La scoperta dei primi farmaci antitubercolari negli ani ’40, unitamente al miglioramento delle condizioni socio-sanitarie della popolazione, suscitò rosee prospettive di eradicazione della tubercolosi. Tuttavia, a partire dal 1980 la malattia ha conosciuto una recrudescenza, spiegabile – almeno in parte – con la diffusione globale dell’AIDS, l’immigrazione massiccia da aree endemiche e la comparsa di ceppi resistenti ai trattamenti farmacologici. Questi ultimi possono essere debellati solo ricorrendo ad un cocktail di farmaci molto costoso, da assumersi per molti mesi (18 e più) rispettando scrupolosamente le indicazioni mediche; solo portando a compimento il ciclo terapeutico è infatti possibile impedire la selezione e la diffusione di microorganismi resistenti. Inoltre, indipendentemente dal ceppo che ha causato la tubercolosi, quando l’assunzione degli antibiotici non viene rispettata, è probabile che la malattia si manifesti di nuovo e vengano contagiate le persone dell’ambiente circostante.

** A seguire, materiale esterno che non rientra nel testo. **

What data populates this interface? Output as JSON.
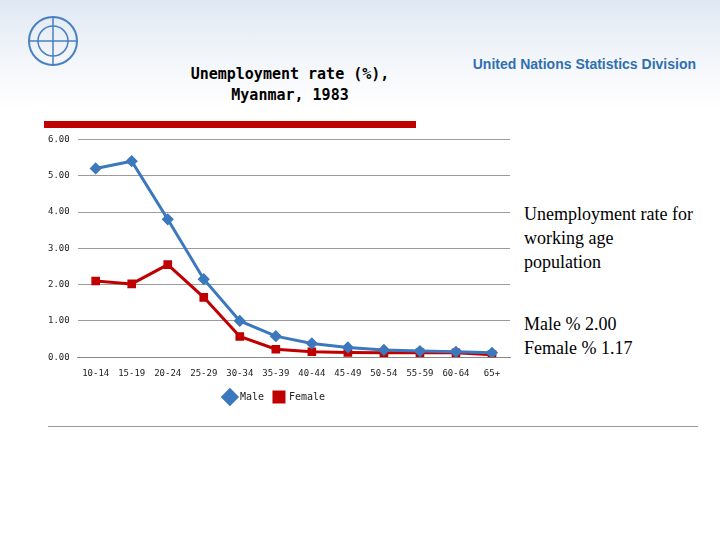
{
  "header": "United Nations Statistics Division",
  "chart_data": {
    "type": "line",
    "title": [
      "Unemployment rate (%),",
      "Myanmar, 1983"
    ],
    "categories": [
      "10-14",
      "15-19",
      "20-24",
      "25-29",
      "30-34",
      "35-39",
      "40-44",
      "45-49",
      "50-54",
      "55-59",
      "60-64",
      "65+"
    ],
    "series": [
      {
        "name": "Male",
        "color": "#3b78bd",
        "marker": "diamond",
        "values": [
          5.2,
          5.4,
          3.8,
          2.15,
          1.0,
          0.58,
          0.38,
          0.27,
          0.2,
          0.17,
          0.15,
          0.12
        ]
      },
      {
        "name": "Female",
        "color": "#c00000",
        "marker": "square",
        "values": [
          2.1,
          2.02,
          2.55,
          1.65,
          0.57,
          0.22,
          0.15,
          0.13,
          0.12,
          0.12,
          0.12,
          0.07
        ]
      }
    ],
    "ylim": [
      0,
      6
    ],
    "yticks": [
      {
        "value": 0,
        "label": "0.00"
      },
      {
        "value": 1,
        "label": "1.00"
      },
      {
        "value": 2,
        "label": "2.00"
      },
      {
        "value": 3,
        "label": "3.00"
      },
      {
        "value": 4,
        "label": "4.00"
      },
      {
        "value": 5,
        "label": "5.00"
      },
      {
        "value": 6,
        "label": "6.00"
      }
    ],
    "grid": true,
    "legend": "bottom",
    "annotations": [
      "Unemployment rate for working age population",
      "Male % 2.00",
      "Female % 1.17"
    ]
  }
}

Ogni anno la tubercolosi uccide circa due milioni di persone, concentrate soprattutto nei Paesi in via di sviluppo; l’OMS stima che circa un terzo della popolazione mondiale sia attualmente infetta da TBC.

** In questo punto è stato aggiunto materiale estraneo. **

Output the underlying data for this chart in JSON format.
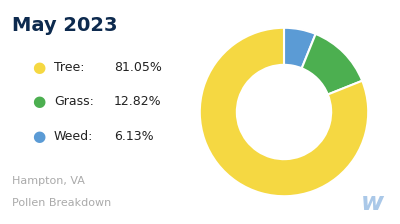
{
  "title": "May 2023",
  "title_color": "#0d2a4e",
  "title_fontsize": 14,
  "title_fontweight": "bold",
  "slices": [
    81.05,
    12.82,
    6.13
  ],
  "labels": [
    "Tree:",
    "Grass:",
    "Weed:"
  ],
  "pct_labels": [
    "81.05%",
    "12.82%",
    "6.13%"
  ],
  "colors": [
    "#f5d842",
    "#4caf50",
    "#5b9bd5"
  ],
  "background_color": "#ffffff",
  "subtitle_line1": "Hampton, VA",
  "subtitle_line2": "Pollen Breakdown",
  "subtitle_color": "#aaaaaa",
  "subtitle_fontsize": 8,
  "legend_fontsize": 9,
  "legend_pct_fontsize": 9,
  "watermark_color": "#aac8e8",
  "watermark_fontsize": 18
}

Prendendo in considerazione tutti i paesi dell’Unione Europea, i tassi di mortalità si sono dimezzati in questi dieci anni grazie anche agli aiuti umanitari che stanno garantendo sostanziali miglioramenti dei sistemi sanitari specialmente nei paesi storicamente meno ricchi. Nel 2016 il 62% delle nuove diagnosi di TB riguardavano persone non native, mentre un altro 30% italiani. In Germania gli stranieri colpiti sono il 69% del totale dei nuovi casi, nel Regno Unito il 70,8% e in Francia il 56%. In paesi come la Norvegia e la Svezia quasi il 90% delle diagnosi riguarda persone non native. In Olanda il 75%.

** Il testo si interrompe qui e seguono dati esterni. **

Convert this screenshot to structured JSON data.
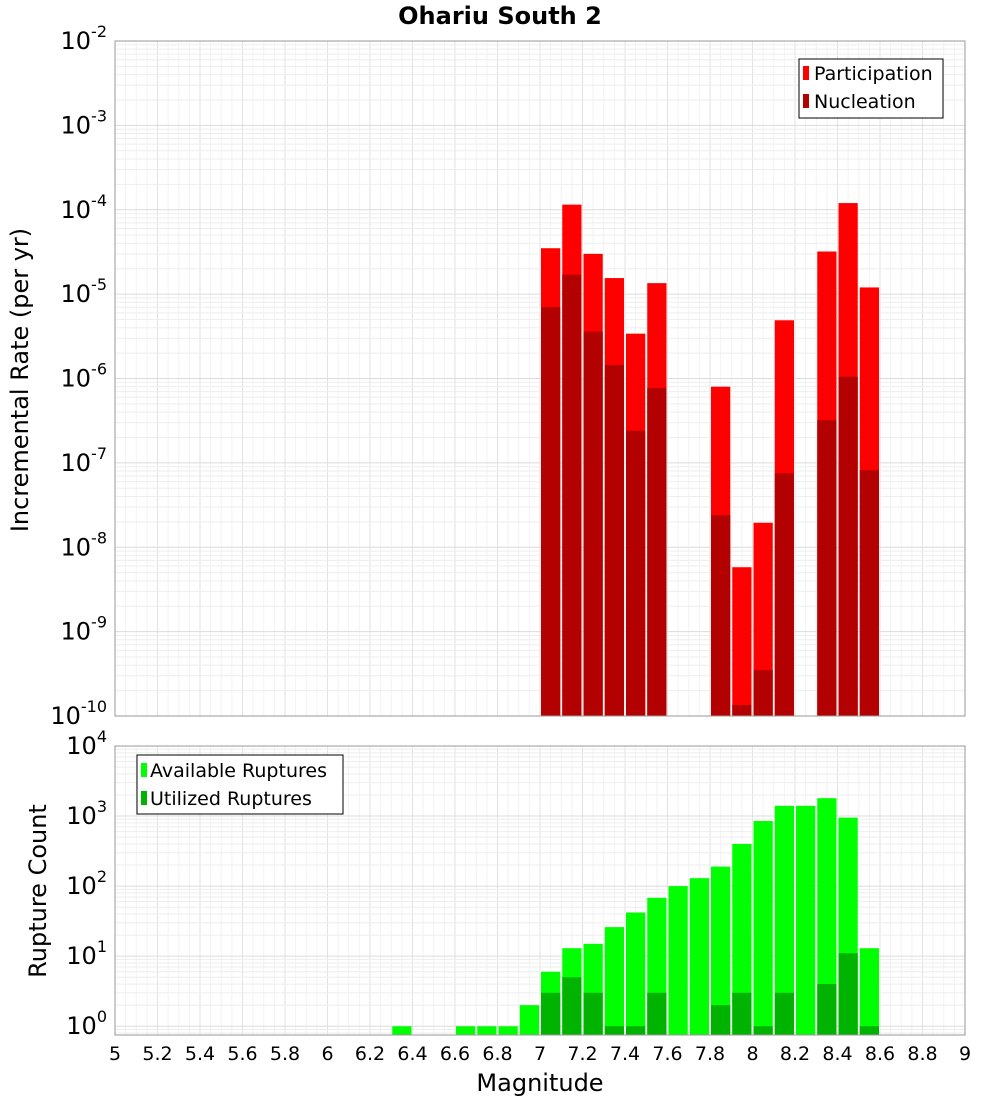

Allo stesso tempo, è importante evidenziare che si riscontra un elevato rischio di contrarre la TBC in prigione. Infatti, il 6% dei nuovi casi di tubercolosi nella regione europea si è verificato in carcere, con una differenza fra paesi dell’Unione Europea e non rispettivamente di 862 e 1144 casi per 100 mila persone.